Infinite Athlete
- Company type: Private
- Industry: Sports technology, Sports analytics, Biomechanics
- Founded: August 2023 (merger of Tempus Ex Machina and Biocore)
- Founder: Charlie Ebersol; Annie Gerhart-Ramsay; Jeff Crandall
- Headquarters: San Francisco, California, U.S.
- Area served: Global
- Key people: Charlie Ebersol (Co-CEO); Jeff Crandall (Co-CEO); Annie Gerhart-Ramsay (COO)
- Products: FusionFeed API; Match View X (MVX); integrated data stream consolidation and visualization platform
- Services: Data stream consolidation, data visualization, player tracking, biomechanics analytics, training facility installation, safety equipment certification
- Parent: (formed via merger of Tempus Ex Machina and Biocore)
- Website: infiniteathlete.ai

= Infinite Athlete =

American sports technology corporation

Infinite Athlete is an American sports data technology corporation headquartered in San Francisco, California. Formed from the merger of Biocore and Tempus Ex Machina, it provides data stream consolidation, data visualization, and integrated player tracking technology for organizations including the National Football League, Chelsea F.C., and the NCAA's Pac-12 Conference.

==Corporate history==

=== Tempus Ex Machina ===
In 2021, Charlie Ebersol co-founded Tempus Ex Machina with former Alliance of American Football CTO Erik Schwartz and COO Annie Gerhart, receiving investment funding from firms including Andreessen Horowitz, General Catalyst, Silver Lake, Endeavor, and Will Ventures.
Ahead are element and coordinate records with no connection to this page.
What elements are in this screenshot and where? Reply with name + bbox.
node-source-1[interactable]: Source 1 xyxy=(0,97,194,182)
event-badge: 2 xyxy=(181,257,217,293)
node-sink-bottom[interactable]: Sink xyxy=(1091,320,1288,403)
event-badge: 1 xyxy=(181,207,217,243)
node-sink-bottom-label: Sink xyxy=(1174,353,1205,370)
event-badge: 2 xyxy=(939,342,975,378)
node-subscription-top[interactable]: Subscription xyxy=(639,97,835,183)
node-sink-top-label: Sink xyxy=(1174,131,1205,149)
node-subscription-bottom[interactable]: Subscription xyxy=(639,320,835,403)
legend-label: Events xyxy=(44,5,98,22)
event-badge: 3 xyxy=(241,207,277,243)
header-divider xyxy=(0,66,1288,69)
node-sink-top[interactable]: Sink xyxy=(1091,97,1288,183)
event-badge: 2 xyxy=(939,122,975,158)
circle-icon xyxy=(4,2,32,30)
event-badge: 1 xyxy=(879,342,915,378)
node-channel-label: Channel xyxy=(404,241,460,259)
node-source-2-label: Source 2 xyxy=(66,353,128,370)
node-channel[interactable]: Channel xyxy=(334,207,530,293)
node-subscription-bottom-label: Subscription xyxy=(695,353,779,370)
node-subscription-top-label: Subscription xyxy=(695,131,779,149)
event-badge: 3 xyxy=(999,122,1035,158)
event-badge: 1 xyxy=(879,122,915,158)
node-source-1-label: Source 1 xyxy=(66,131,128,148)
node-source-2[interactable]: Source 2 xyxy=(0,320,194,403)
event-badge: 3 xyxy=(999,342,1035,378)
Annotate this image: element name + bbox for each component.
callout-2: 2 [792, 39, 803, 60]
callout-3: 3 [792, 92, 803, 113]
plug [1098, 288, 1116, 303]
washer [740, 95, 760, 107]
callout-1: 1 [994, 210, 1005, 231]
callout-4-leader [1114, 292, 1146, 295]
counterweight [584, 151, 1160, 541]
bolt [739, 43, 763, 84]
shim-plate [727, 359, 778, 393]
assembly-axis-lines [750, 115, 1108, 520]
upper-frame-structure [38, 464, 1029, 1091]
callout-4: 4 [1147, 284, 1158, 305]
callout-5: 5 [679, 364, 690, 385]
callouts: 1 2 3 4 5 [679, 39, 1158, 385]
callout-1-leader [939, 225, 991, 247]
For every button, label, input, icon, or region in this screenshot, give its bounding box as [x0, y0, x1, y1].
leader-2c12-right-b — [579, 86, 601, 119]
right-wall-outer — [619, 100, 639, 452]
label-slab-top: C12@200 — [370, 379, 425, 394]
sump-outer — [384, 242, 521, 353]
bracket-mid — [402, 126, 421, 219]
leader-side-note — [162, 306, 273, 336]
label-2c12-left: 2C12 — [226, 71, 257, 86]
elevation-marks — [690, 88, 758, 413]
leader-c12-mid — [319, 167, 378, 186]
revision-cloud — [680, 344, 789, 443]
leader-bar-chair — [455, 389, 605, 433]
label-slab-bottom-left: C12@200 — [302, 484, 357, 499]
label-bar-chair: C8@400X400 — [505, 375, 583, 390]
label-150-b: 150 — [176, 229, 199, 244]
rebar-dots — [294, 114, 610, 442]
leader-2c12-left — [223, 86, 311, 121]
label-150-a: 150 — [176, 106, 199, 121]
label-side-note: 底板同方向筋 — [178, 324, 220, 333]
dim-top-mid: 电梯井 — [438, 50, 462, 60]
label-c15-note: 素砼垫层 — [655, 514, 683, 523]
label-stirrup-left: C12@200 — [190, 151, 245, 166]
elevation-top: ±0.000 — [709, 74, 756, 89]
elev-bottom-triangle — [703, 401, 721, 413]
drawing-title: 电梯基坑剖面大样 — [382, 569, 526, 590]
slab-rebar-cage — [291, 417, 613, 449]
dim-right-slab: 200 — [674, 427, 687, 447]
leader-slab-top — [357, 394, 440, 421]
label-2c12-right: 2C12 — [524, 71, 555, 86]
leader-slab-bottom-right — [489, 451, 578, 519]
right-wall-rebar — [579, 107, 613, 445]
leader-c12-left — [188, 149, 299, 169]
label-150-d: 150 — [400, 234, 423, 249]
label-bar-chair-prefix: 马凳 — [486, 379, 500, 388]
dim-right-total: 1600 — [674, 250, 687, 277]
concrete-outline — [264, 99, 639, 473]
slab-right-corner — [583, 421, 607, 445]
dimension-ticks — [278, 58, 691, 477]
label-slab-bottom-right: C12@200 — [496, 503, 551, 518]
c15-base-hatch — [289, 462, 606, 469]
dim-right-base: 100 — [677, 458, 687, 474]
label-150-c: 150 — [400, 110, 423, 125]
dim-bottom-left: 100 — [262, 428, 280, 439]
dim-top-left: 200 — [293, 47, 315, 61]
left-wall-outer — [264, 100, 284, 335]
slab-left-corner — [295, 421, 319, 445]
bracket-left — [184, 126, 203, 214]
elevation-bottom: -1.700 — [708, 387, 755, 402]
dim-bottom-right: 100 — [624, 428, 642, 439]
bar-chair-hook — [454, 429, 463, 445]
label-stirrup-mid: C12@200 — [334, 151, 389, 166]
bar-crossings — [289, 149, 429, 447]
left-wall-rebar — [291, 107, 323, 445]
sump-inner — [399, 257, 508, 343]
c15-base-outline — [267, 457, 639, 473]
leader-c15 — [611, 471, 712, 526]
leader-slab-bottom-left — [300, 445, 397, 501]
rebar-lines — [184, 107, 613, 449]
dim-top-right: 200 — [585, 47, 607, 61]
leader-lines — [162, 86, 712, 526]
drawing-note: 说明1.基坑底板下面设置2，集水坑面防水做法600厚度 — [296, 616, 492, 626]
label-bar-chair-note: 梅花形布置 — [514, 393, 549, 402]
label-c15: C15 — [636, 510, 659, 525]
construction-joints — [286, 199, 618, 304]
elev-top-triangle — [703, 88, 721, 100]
The company's first major client was the National Football League, for which it provided real-time data monitoring technology.

In March 2022, Tempus Ex partnered with the Pac-12 Conference, agreeing to provide on-campus data capture and analysis services to Pac-12 athletic programs.

In August 2022, the Pac-12 announced an initiative involving Tempus Ex, NIL marketplace Opendorse, Curastory, and Twitter, that allowed conference football players to monetize videos of their highlights on social media.

In April 2023, Tempus Ex entered into a seven-year agreement with Chelsea FC, involving data capture and visualization integrated into live events, player management, and the team's official app.

That same month, a similar agreement was signed to provide similar services to the University of Colorado athletics department.

=== Biocore ===
Biocore is a Virginia-based biomechanics consulting, data analytics, and research firm. In support of the NFL and NFLPA, it studies the impact of equipment and playing surfaces on player health.

Biocore evaluates different types of artificial turf, and has demonstrated that artificial fields cause more lower extremity injuries than natural grass fields.

Biocore research has demonstrated how add-on devices such as the Guardian Cap can reduce impacts and concussions. Their work on position-specific helmets led to quarterback-specific and lineman-specific helmets debuting during the 2023 season.

=== Merger ===
Tempus Ex Machina acquired Biocore in August 2023, with the newly formed entity rebranding as Infinite Athlete.

The newly rebranded company announced its first partnership as Infinite Athlete in the same month, a multi-year agreement with the TGL.